| | There are many tools available to the FOREX trader
for analyzing the market as well as for buying and selling currencies. Software
tools are a necessary part of FOREX because of its volume and volatility. Software can be used to automate some of the trading procedures and safeguard
against losses.
In order to make rational, successful trades, the FOREX trader needs information
lots of information. Current exchange rates are the tip of the iceberg the
trader needs historical data as well as current information about political and
economic conditions that could affect currency prices. All this information is
provided by many FOREX brokers on their web sites.
Successful FOREX trading relies on making accurate assessments of current
political and economic conditions. Being able to predict whether a currency
will fall or rise against another currency allows the FOREX trader to profit
from currency movements.
There are two basic trading methods for buying and selling currencies. Reactive
trading means the trader responds to changes in the political or economic
climate. Speculative trading means the trader makes buying decisions based on
predictions on how the market will respond to current events. While most FOREX
trading is speculative, both types of trade require up-to-the-minute information
and an analysis of current and historical conditions.
Traders rely on both fundamental and technical analyses. Fundamental analysis
is based on news information about political conditions, economic policies,
trade patterns, interest rates and unemployment rates. Technical analysis
relies on historical charting to identify trends and patterns over time. Information needed for both types of analyses is available in real time on the
Internet.

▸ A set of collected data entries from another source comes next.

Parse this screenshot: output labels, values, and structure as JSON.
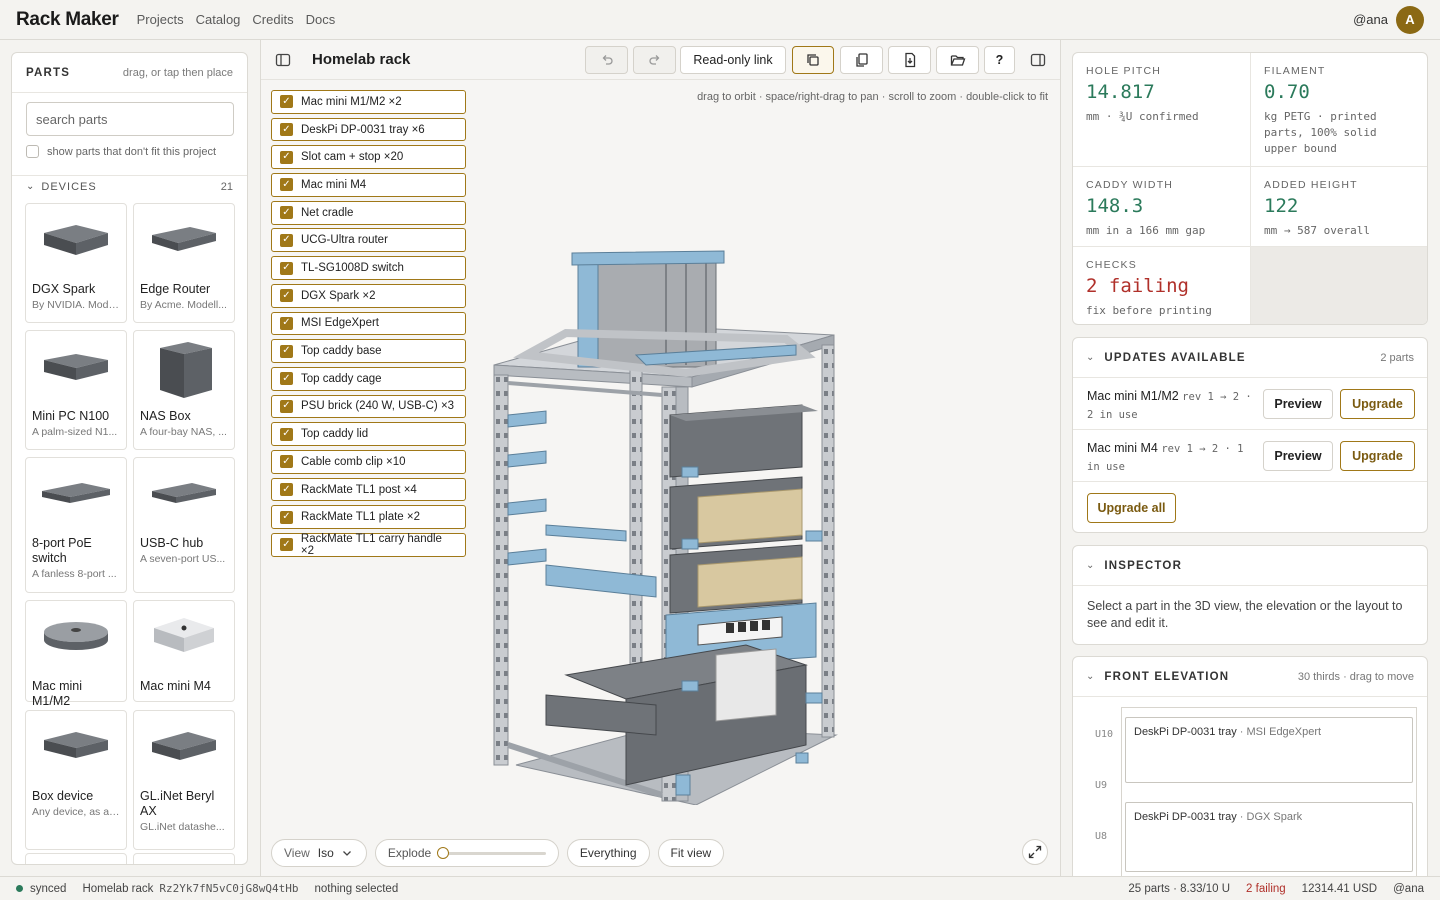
{
  "app": {
    "brand": "Rack Maker",
    "nav": [
      "Projects",
      "Catalog",
      "Credits",
      "Docs"
    ],
    "user_handle": "@ana",
    "avatar_letter": "A",
    "accent": "#a07818"
  },
  "parts": {
    "title": "PARTS",
    "hint": "drag, or tap then place",
    "search_placeholder": "search parts",
    "show_unfit_label": "show parts that don't fit this project",
    "devices_label": "DEVICES",
    "devices_count": "21",
    "devices": [
      {
        "name": "DGX Spark",
        "desc": "By NVIDIA. Model...",
        "icon": "mini-box-icon"
      },
      {
        "name": "Edge Router",
        "desc": "By Acme. Modell...",
        "icon": "router-icon"
      },
      {
        "name": "Mini PC N100",
        "desc": "A palm-sized N1...",
        "icon": "mini-pc-icon"
      },
      {
        "name": "NAS Box",
        "desc": "A four-bay NAS, ...",
        "icon": "nas-icon"
      },
      {
        "name": "8-port PoE switch",
        "desc": "A fanless 8-port ...",
        "icon": "switch-icon"
      },
      {
        "name": "USB-C hub",
        "desc": "A seven-port US...",
        "icon": "hub-icon"
      },
      {
        "name": "Mac mini M1/M2",
        "desc": "",
        "icon": "mac-mini-icon"
      },
      {
        "name": "Mac mini M4",
        "desc": "",
        "icon": "mac-mini-m4-icon"
      },
      {
        "name": "Box device",
        "desc": "Any device, as a ...",
        "icon": "box-icon"
      },
      {
        "name": "GL.iNet Beryl AX",
        "desc": "GL.iNet datashe...",
        "icon": "beryl-icon"
      }
    ]
  },
  "viewport": {
    "project_title": "Homelab rack",
    "readonly_link_label": "Read-only link",
    "help_label": "?",
    "hint": "drag to orbit · space/right-drag to pan · scroll to zoom · double-click to fit",
    "checklist": [
      "Mac mini M1/M2 ×2",
      "DeskPi DP-0031 tray ×6",
      "Slot cam + stop ×20",
      "Mac mini M4",
      "Net cradle",
      "UCG-Ultra router",
      "TL-SG1008D switch",
      "DGX Spark ×2",
      "MSI EdgeXpert",
      "Top caddy base",
      "Top caddy cage",
      "PSU brick (240 W, USB-C) ×3",
      "Top caddy lid",
      "Cable comb clip ×10",
      "RackMate TL1 post ×4",
      "RackMate TL1 plate ×2",
      "RackMate TL1 carry handle ×2"
    ],
    "view_label": "View",
    "view_value": "Iso",
    "explode_label": "Explode",
    "explode_value": 0,
    "everything_label": "Everything",
    "fit_view_label": "Fit view"
  },
  "stats": {
    "hole_pitch": {
      "label": "HOLE PITCH",
      "value": "14.817",
      "sub": "mm · ¾U confirmed"
    },
    "filament": {
      "label": "FILAMENT",
      "value": "0.70",
      "sub": "kg PETG · printed parts, 100% solid upper bound"
    },
    "caddy_width": {
      "label": "CADDY WIDTH",
      "value": "148.3",
      "sub": "mm in a 166 mm gap"
    },
    "added_height": {
      "label": "ADDED HEIGHT",
      "value": "122",
      "sub": "mm → 587 overall"
    },
    "checks": {
      "label": "CHECKS",
      "value": "2 failing",
      "sub": "fix before printing"
    }
  },
  "updates": {
    "title": "UPDATES AVAILABLE",
    "meta": "2 parts",
    "items": [
      {
        "name": "Mac mini M1/M2",
        "rev": "rev 1 → 2 · 2 in use"
      },
      {
        "name": "Mac mini M4",
        "rev": "rev 1 → 2 · 1 in use"
      }
    ],
    "preview_label": "Preview",
    "upgrade_label": "Upgrade",
    "upgrade_all_label": "Upgrade all"
  },
  "inspector": {
    "title": "INSPECTOR",
    "body": "Select a part in the 3D view, the elevation or the layout to see and edit it."
  },
  "elevation": {
    "title": "FRONT ELEVATION",
    "meta": "30 thirds · drag to move",
    "u_labels": [
      "U10",
      "U9",
      "U8"
    ],
    "slots": [
      {
        "name": "DeskPi DP-0031 tray",
        "sub": " · MSI EdgeXpert"
      },
      {
        "name": "DeskPi DP-0031 tray",
        "sub": " · DGX Spark"
      }
    ]
  },
  "status": {
    "sync": "synced",
    "project": "Homelab rack",
    "project_id": "Rz2Yk7fN5vC0jG8wQ4tHb",
    "selection": "nothing selected",
    "summary": "25 parts · 8.33/10 U",
    "failing": "2 failing",
    "price": "12314.41 USD",
    "user": "@ana"
  }
}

Most online brokers offer live news feeds and streaming rates for
observing minute by minute changes in the market.
All this information can help you decide which currencies to buy. More tools
are available to help you minimize your risk and maximize your profits.
The Risk Probability Calculator (RPC) can be used to identify trades that have
more potential gain than potential loss. The RPC can also help you target exit
points to end the trade.
Pivot Points can be used to predict movements of currency prices. They are
calculated as an average of the currencies high, low and closing prices. Pivot
Point Calculators tell you whether prices fall in the normal trading range or
extreme trading ranges.
Pip value calculators are used to tell you the value of each pip (smallest
currency unit) according to various sized lots. Pip calculators can tell you
the actual profit or loss that will result from movements in the FOREX.
Once a trader has decided which currency pair to trade, he logs on to his online
account provided by his broker. The desired currency pair is entered and the
current exchange rate appears on the screen. The amount of the trade is entered
(how much currency you wish to buy). Some brokers may give you the option of
specifying the amount you wish to risk. This automatically enters a 'stop loss
rate' into your order.
After the details of the trade are entered, you will be taken to a confirmation
screen where you can accept the current price on screen. You may be given the
option of 'freezing' the quoted price, meaning the price of your transaction is
exactly what you see on screen without any slippage. Accept the rate and your
deal is running.
Just as you can enter a 'stop loss rate' to automatically sell the currency if
it falls below a certain rate, you can enter a 'take profit rate' to
automatically sell the currency when it reaches a certain level. If you don't
enter a 'take profit rate' you need to monitor the movement of the currency to
decide when to close the deal and take either your profits or your losses.